Feb. 14, 2009 at 5:04 PM

After trying everything else I'm willing to do therapy (if we can figure out a schedule).  Whatever because I can't live like this any more.  Her attitude effects everyone and then I get depressed and that brings everyone down.

She just left to go to her friend's house a few minutes ago and it was like there was a collective sigh in the house when the door closed.  It is just sad.

She does think I hate her.  She tells me that all the time.  She thinks I'm mean to her on purpose and that I do things to get her into trouble.  If she is late, if she messes up, if she doesn't clean her room, etc, it is ALWAYS my fault.  She has absolutely no sense of self-responsibility.  It can never possibly be her fault that she can't do something.

As for the room cleaning.  We have tried it both ways.  I used to offer to help them (the 3 older ones share a room) clean their room but that always ended in her picking up one thing at a time then wandering around the room for 5 mintues before putting it away while I did the bulk of the work.  If I took a break she automatically stops until I come back.  In the end I did all the work and she would pick up 3 or 4 things and then complain when ever one stopped "helping" her because we were fed up with doing all the work.  So I quit helping them.  Half the time she would just wander off and go watch TV while I was busy cleaning up her messes.

I believe she is perfectly capable of cleaning her room on her own.  Like I said, my 2yo cleaned her room by herself the other day.  She put everything where it belonged.  My 6yo and 7yo can clean the room (when they put their minds to it--they do a much better job when Meagan isn't around because they feed off her negativity).

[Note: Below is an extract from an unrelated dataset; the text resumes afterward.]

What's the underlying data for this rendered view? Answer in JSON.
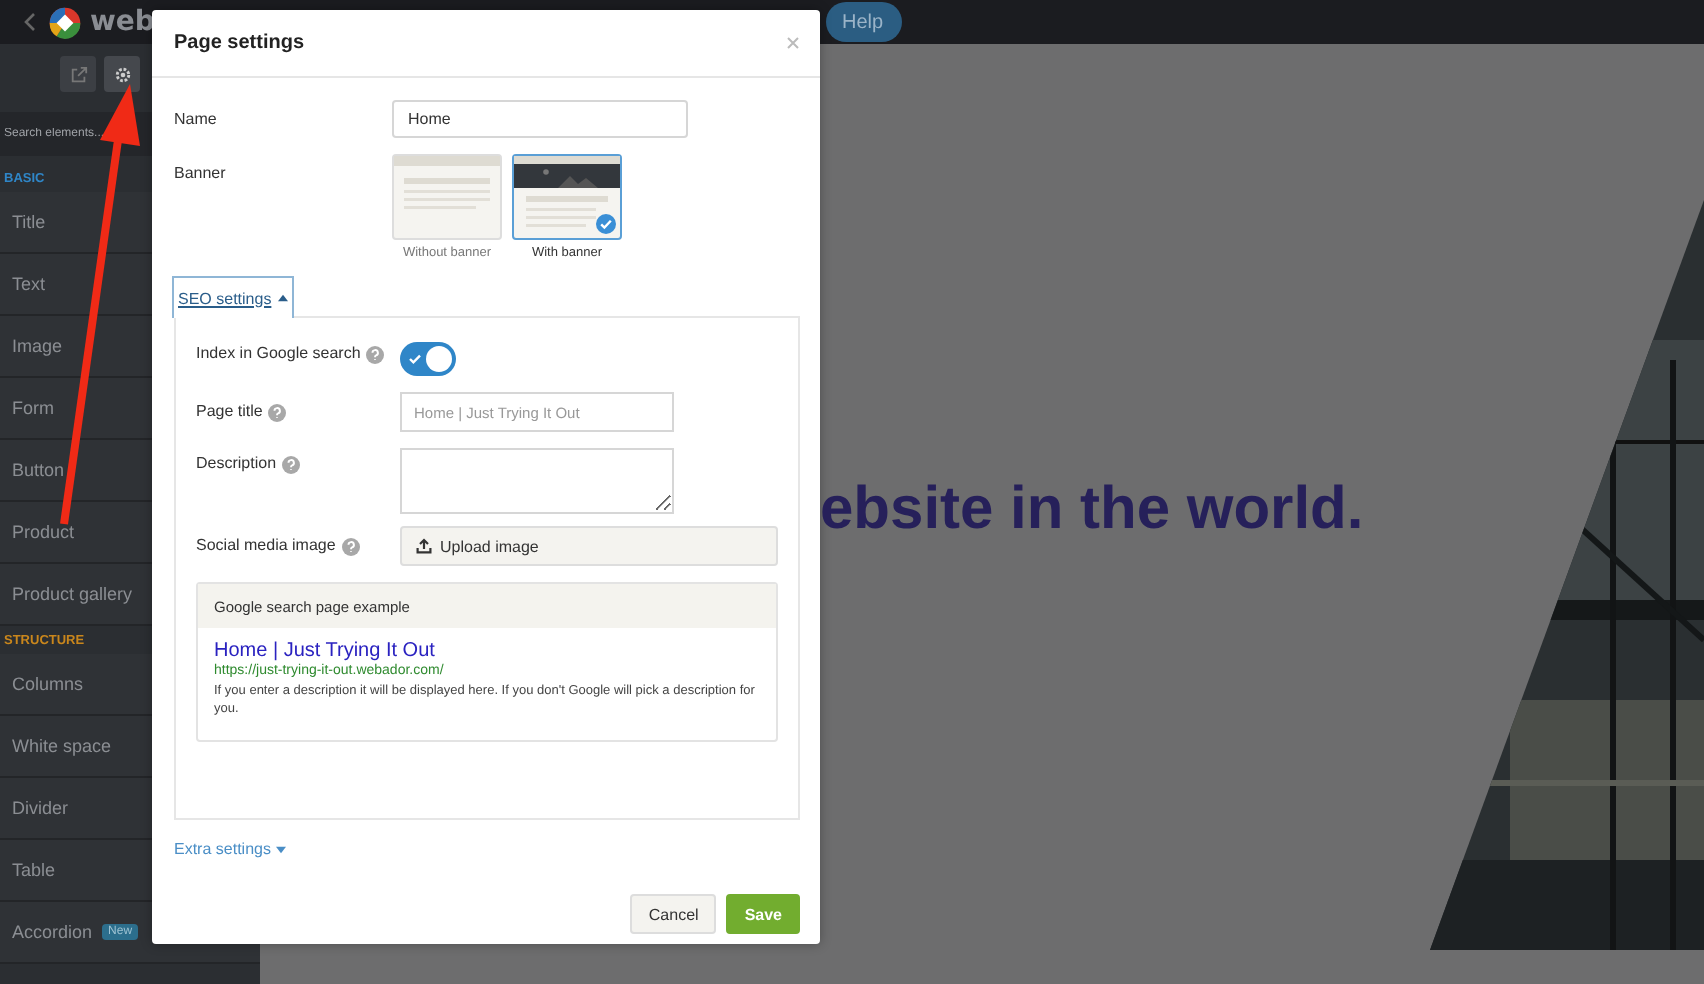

We're all just fed up with her.  My dad thinks she acts like a 2yo and is refusing to allow her into his room (which used to be THE place to be because Papa lets them watch TV all day and drink Pepsi and what not).  After she threw a fit on Wed. and we had to leave for school without her so the other kids wouldn't be late my dad told her she better shape up because she wasn't acting like an 8yo (he was pissed because she was so loud it woke him up).  She was then mad at everyone and on the way to school told me it was my fault she was late because I didn't wait for her.  I gave her 10 extra minutes to get ready and she just pitched her fit and told me she was purposefully going slow so we would all be late and then was pissed that I actually left without her (which I have threatened to do before).

I'm just glad she's gone for the weekend.  I need a break.  The other kids seem glad she's gone, too.  It's already quieter here and Owen and Brenna are playing happily together, Nora is taking a nap.  I think I'll look into finding a therapist close by.

I'm terrified of how she is going to be as a teenager because she is so bad now.  If I didn't know she was only 8 I would think she was PMSing or something.  Her mood swings are ridiculous.  One minute she is an angel and helpful and then seconds later (usually after I ask her to do something she doesn't want to do...it could be as simple as "put your shoes in the cubby by the door") she will flip out and be screaming that she hates me and everyone hates her.  It's insane.